8 Mayıs 2010 Cumartesi

mor ve ötesi nerede?

"Mor ve Ötesi Vogue'da" Ece Sükan kişisinin yapmakta olduğu moda programından bir başlık. Benim bu konuya takmamın nedeniyse Mor ve Ötesi'nin eskiden pek sevdiğim bir grup olması. Eskiden yapılan işlerin yeni işlere göre daha nitelikli olması klişedir zaten, hep bunu söyler dururuz. Ama bu grup için bu sözde gerçek payı çok fazla.

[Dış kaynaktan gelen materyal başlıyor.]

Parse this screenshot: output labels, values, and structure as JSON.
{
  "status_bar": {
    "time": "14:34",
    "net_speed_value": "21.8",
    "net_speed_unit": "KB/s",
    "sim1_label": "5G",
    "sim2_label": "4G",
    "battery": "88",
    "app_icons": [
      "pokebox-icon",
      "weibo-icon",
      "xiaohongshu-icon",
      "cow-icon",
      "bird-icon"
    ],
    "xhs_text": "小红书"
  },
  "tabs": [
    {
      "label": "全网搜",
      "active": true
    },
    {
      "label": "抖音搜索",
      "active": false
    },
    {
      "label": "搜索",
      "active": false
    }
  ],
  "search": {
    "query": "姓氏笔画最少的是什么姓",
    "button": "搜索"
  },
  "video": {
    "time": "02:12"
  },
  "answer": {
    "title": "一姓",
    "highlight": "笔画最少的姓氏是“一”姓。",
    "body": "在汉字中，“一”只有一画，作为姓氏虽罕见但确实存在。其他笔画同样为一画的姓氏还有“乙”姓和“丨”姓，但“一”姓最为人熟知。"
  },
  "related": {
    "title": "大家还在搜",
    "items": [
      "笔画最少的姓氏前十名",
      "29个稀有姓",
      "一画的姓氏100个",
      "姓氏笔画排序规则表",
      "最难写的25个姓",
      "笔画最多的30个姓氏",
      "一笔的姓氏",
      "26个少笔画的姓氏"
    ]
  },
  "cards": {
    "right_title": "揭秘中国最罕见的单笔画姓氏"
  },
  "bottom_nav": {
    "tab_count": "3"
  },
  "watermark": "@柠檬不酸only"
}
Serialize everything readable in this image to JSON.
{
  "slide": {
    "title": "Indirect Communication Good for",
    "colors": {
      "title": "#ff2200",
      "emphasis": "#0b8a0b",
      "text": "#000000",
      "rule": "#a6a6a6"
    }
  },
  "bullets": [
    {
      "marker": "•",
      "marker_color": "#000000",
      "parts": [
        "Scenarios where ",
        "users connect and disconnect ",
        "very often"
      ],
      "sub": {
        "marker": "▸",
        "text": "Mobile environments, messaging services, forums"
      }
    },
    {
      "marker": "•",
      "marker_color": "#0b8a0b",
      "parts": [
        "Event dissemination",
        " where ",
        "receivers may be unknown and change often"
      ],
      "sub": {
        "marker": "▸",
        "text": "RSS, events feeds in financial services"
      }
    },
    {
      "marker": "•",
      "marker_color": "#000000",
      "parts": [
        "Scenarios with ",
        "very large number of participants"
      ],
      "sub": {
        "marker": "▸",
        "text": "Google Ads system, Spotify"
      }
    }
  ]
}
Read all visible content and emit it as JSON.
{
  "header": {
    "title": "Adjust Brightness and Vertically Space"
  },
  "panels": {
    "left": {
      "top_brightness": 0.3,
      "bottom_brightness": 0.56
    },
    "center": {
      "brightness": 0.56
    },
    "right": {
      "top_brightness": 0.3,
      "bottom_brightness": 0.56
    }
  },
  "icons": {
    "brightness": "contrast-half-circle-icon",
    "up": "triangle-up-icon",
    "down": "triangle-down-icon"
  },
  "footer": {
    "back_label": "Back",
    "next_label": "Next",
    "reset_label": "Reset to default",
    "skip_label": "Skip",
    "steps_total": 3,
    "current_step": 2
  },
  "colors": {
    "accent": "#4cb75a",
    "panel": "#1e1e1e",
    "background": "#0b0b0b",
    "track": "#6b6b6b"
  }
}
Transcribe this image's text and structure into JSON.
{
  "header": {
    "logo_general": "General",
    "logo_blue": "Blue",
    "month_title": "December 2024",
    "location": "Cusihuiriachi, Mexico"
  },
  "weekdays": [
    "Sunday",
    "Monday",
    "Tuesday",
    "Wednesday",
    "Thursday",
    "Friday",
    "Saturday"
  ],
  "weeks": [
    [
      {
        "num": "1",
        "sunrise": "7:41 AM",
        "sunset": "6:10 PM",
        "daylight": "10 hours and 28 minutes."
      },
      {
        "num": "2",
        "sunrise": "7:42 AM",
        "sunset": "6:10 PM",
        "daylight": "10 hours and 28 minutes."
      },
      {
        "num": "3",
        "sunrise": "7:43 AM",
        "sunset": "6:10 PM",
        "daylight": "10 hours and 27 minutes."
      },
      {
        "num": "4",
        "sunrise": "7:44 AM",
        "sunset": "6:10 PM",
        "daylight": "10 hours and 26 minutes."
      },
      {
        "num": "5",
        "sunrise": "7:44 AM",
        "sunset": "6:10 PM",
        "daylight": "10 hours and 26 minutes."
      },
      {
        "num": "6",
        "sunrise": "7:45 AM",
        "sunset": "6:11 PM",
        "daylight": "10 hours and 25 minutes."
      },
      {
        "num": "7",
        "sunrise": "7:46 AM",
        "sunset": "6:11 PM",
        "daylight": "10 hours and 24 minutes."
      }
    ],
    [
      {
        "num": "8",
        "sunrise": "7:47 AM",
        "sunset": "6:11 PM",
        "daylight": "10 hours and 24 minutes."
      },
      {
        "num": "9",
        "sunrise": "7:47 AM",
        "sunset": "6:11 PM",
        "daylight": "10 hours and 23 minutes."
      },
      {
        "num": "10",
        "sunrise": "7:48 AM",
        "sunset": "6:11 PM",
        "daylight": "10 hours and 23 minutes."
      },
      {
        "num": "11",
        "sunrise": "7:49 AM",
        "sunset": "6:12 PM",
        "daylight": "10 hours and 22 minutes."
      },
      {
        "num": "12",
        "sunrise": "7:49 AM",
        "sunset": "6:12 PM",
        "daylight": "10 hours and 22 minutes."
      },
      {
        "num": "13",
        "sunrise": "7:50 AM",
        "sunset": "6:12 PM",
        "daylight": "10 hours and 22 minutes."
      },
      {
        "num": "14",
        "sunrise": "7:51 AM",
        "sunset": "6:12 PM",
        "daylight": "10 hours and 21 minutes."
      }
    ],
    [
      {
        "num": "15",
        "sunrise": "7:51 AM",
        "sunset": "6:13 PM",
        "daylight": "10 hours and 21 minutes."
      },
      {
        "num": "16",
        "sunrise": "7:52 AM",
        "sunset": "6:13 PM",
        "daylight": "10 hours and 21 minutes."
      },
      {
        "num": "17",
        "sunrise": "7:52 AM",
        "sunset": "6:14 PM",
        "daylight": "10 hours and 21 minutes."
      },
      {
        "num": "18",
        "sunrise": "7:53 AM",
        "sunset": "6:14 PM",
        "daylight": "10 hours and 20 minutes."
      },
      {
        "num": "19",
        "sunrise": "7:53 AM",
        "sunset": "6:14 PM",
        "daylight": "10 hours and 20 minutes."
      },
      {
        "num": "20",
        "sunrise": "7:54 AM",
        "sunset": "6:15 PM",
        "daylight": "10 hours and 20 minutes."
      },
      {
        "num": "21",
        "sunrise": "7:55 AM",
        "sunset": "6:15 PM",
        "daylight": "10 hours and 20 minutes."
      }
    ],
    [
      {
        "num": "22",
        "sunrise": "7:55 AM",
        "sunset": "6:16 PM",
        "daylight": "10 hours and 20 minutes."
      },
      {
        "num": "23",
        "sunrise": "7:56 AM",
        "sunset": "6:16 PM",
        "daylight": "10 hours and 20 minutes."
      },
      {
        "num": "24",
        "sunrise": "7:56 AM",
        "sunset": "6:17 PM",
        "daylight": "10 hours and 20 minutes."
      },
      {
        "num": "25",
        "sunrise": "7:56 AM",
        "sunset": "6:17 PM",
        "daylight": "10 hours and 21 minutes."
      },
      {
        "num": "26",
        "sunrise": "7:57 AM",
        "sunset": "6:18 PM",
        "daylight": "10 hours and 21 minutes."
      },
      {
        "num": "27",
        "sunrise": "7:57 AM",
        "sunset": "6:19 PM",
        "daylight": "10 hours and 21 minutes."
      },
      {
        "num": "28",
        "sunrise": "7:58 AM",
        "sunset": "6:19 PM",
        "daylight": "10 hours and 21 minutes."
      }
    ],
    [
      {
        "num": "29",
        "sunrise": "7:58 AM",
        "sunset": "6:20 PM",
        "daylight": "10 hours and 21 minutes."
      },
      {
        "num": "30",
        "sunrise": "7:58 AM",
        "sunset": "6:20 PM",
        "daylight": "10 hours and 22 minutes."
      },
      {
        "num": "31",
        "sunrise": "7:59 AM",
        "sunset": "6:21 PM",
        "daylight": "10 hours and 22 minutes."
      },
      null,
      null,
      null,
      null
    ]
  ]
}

Benim bildiğim Mor ve Ötesi'nin Vogue'da ne işi var diye düşündüm, bana kalırsa bir işi yok tabii ki. Bir zamanlar ne habersin ne türksün diye şarkı yapıp medya kuruluşlarına atıfta bulunurarak sanat icra eden grup, şimdi bir başka medya grubunun moda dergisine fotoğraf çekimi ve röportaj veriyor. Tamam, bu grup hiçbir zaman çok anarşist takılmamış, biraz elitist olduğunu hep belli etmiştir, ama vogue'da çıkmak da neyin nesi? Olayın alakasızlığı bununla da bitmiyor ama. Röportaj verilen, mankenlerle bezeli fotoğraf çekimleri yapılan dergi Vogue. Piyasanın en şaşaalı moda dergilerinden. Mor ve Ötesi hayranlarının kaçı vogue okuyor, grubun hayran kümesiyle vogue'un okur kümesinin kesiştiğini hiç sanmam. Dolayısıyla, protest kimliğinden yavaştan sıyrılan grup vogue'a da çıkıp deri değişimini resmi olarak belgeliyor. E madem biz değiştik dinleyicimiz de değişsin diyor. Ya da bunları hiç düşünmüyor ve başarısız bir hamle olarak bogue'da yerini mi alıyor? Sanmam, birinci ihtimaldir bence olan biten, ancak kesin teşhis için albümü bir dinlemekte de fayda var.

25 Ocak 2010 Pazartesi

içimden gelen

Şarkılara takılıp dururum, yeni bir şey değil. Bu durum da yeni bir şey değil. Sadece işte bazen, ama işte, ne gerek vardı ki, ne gerek var ki... old and wise olmadık mı daha yoksa, halbuki...

21 Ocak 2010 Perşembe

sezmek

Onu oku, bunu anla, şunu tartış, zihnin bir açılsın bir bulansın, bir şey olduğunu zannet olmasın, bir şey olduğunu zannet olma... Her şey iyi güzel de sakın durup ben ne yapıyorum diye düşünme. Düşünmeye başladığın anda çünkü, hemen o anda saçma görünüveriyor her şey gözüne. Hele de ülkende sekiz yaşındaki kız çocukları kendilerini öldürüyorsa, o zaman her şey tümden saçma sapan oluveriyor. Hangi teori, hangi kitap açar gözünü insanların da doğru düzgün düşünmeye başlarlar acaba ya da hiç başlarlar mı acaba?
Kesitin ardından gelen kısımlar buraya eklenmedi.